Придворная словесность: институт литературы и конструкции абсолютизма в России середины XVIII века (Осповат) - страница 183

В средоточии оды и ее поэтической образности оказывается, таким образом, чрезвычайное положение как единичное событие и модус политического существования, лежащий в основании суверенного порядка. На протяжении четверти века и трех царствований Ломоносов прославлял государственные перевороты, представавшие в его стихах не случайными эпизодами дворцовой политики, а архетипическими манифестациями политического. В аллегорическом языке чрезвычайного положения как «чуда» катастрофы и реставрации разворачивалась описанная Шмиттом соотнесенность земного суверенитета и божественной власти:

Все точные понятия современного учения о государстве представляют собой секуляризированные теологические понятия. Не только по своему историческому развитию, ибо они были перенесены из теологии на учение о государстве, причем, например, всемогущий Бог становился всевластным законодателем, но и их систематической структуре <…> Чрезвычайное положение имеет для юриспруденции значение, аналогичное значению чуда для теологии (Шмитт 2000, 57).
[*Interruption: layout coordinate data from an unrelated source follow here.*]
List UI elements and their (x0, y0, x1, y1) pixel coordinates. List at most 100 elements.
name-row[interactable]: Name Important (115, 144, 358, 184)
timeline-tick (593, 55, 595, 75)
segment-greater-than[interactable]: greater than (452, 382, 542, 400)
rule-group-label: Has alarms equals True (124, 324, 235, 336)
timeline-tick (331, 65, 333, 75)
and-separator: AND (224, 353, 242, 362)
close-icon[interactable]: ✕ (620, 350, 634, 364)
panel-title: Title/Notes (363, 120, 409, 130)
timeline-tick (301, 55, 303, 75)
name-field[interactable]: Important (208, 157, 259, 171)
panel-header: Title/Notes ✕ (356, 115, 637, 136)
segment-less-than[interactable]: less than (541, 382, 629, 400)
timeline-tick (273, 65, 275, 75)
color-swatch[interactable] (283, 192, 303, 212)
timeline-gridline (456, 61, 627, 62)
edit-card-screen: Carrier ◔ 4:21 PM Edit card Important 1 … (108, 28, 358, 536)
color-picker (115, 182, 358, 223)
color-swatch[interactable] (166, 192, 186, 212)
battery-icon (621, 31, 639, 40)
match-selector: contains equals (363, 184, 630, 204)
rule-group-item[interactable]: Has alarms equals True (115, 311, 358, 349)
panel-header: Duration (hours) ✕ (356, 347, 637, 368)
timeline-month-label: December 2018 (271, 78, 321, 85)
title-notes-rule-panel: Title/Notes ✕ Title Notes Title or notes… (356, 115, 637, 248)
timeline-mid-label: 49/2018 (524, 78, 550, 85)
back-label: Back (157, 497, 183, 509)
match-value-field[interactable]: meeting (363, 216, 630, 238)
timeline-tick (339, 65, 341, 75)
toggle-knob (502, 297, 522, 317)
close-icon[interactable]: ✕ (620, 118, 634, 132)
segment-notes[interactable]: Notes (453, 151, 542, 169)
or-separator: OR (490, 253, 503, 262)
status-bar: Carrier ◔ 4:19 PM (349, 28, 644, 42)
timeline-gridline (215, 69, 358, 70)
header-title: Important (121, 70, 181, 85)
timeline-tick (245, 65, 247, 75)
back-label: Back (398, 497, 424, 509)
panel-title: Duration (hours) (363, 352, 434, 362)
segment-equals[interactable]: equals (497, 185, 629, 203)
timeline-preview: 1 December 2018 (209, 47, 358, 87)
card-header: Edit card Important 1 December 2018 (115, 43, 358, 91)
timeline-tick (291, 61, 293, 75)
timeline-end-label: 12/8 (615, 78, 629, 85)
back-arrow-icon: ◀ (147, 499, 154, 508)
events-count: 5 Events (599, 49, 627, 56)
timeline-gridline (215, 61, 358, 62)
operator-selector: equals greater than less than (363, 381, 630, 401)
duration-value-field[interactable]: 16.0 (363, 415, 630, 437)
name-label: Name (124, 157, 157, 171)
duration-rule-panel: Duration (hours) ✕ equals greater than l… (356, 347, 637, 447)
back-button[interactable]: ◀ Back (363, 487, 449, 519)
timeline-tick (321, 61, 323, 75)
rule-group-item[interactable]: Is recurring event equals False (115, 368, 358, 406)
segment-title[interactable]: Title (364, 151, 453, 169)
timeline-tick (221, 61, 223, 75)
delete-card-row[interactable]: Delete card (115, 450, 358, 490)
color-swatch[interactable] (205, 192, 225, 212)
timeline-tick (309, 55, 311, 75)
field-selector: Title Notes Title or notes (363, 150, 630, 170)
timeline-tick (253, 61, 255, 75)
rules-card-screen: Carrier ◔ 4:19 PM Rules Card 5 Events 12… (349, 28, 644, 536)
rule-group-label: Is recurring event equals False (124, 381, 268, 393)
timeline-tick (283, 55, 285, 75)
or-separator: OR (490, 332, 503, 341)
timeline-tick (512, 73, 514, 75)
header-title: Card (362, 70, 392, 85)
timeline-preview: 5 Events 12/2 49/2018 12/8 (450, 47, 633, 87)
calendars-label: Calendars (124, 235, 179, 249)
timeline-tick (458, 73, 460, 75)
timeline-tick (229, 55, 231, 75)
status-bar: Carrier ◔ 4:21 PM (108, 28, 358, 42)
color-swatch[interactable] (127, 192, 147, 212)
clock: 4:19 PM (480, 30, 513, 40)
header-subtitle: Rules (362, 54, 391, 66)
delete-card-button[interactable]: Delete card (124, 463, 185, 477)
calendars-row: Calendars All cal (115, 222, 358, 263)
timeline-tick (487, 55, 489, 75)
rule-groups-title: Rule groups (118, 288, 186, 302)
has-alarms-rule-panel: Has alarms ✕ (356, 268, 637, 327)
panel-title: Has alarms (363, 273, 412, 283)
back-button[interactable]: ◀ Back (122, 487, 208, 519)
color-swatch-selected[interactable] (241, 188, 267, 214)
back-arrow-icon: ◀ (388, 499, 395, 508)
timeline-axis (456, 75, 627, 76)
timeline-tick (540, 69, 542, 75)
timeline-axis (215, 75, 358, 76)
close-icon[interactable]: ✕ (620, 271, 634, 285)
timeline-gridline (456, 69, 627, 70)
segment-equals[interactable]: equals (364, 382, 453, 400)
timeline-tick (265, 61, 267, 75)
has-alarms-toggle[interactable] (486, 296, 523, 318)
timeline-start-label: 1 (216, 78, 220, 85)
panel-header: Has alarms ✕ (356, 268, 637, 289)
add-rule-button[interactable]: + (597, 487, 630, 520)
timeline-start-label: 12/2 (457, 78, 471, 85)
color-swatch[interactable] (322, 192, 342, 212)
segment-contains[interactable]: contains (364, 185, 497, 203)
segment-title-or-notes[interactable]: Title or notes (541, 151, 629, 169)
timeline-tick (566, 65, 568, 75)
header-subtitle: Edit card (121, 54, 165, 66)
В чрезвычайном положении и основанном на нем суверенитете пересекались и совпадали в начале Нового времени сферы политики и эстетики. На место традиционной династической и религиозной легитимности, распадавшейся и в России, и на Западе в затяжных кризисах и войнах конца XVI–XVII в., приходило политическое искусство, понимавшее власть как предмет осознанного риторического и символического конструирования, poiesis (см.: Kahn 2014; Marin 1988). Политико-богословская параллель между божественным и мирским господством превращается из метафизической истины в фигуру речи, политический и поэтический прием. Как замечают толкователи Шмитта, возникающее на обломках старого богословия «современное учение о государстве» оказывается в его формулировке проекцией тропа, эстетическим эффектом семантических мерцаний и взаимных подразумеваний бога и монарха.

Именно это позволяет Беньямину понять представления о суверенитете как исток (Ursprung) изобразительного языка барочной аллегории. Если суверен «олицетворяет историю», то власть как таковая немыслима вне механики означения, изображения и иллюзии. Р. Уортман справедливо вписывает оды Ломоносова в свой анализ церемониальных «сценариев власти», стратегий эстетического вовлечения подданных в политическое сообщество монархии. По заключению исследователя, придворные церемонии были призваны «представить правителя как верховное начало и наделить его сакральными качествами». Такого рода «представления, „действуя на воображение“, привязывали подданных к престолу не в меньшей степени, чем те вознаграждения и доходы, которые приносила им государственная служба. Чтобы понять устойчивость абсолютной монархии в России и неизменную верность дворянства, необходимо исследовать способы, которым возбуждались и поддерживались эти чувства» (Уортман 2002, 18–19).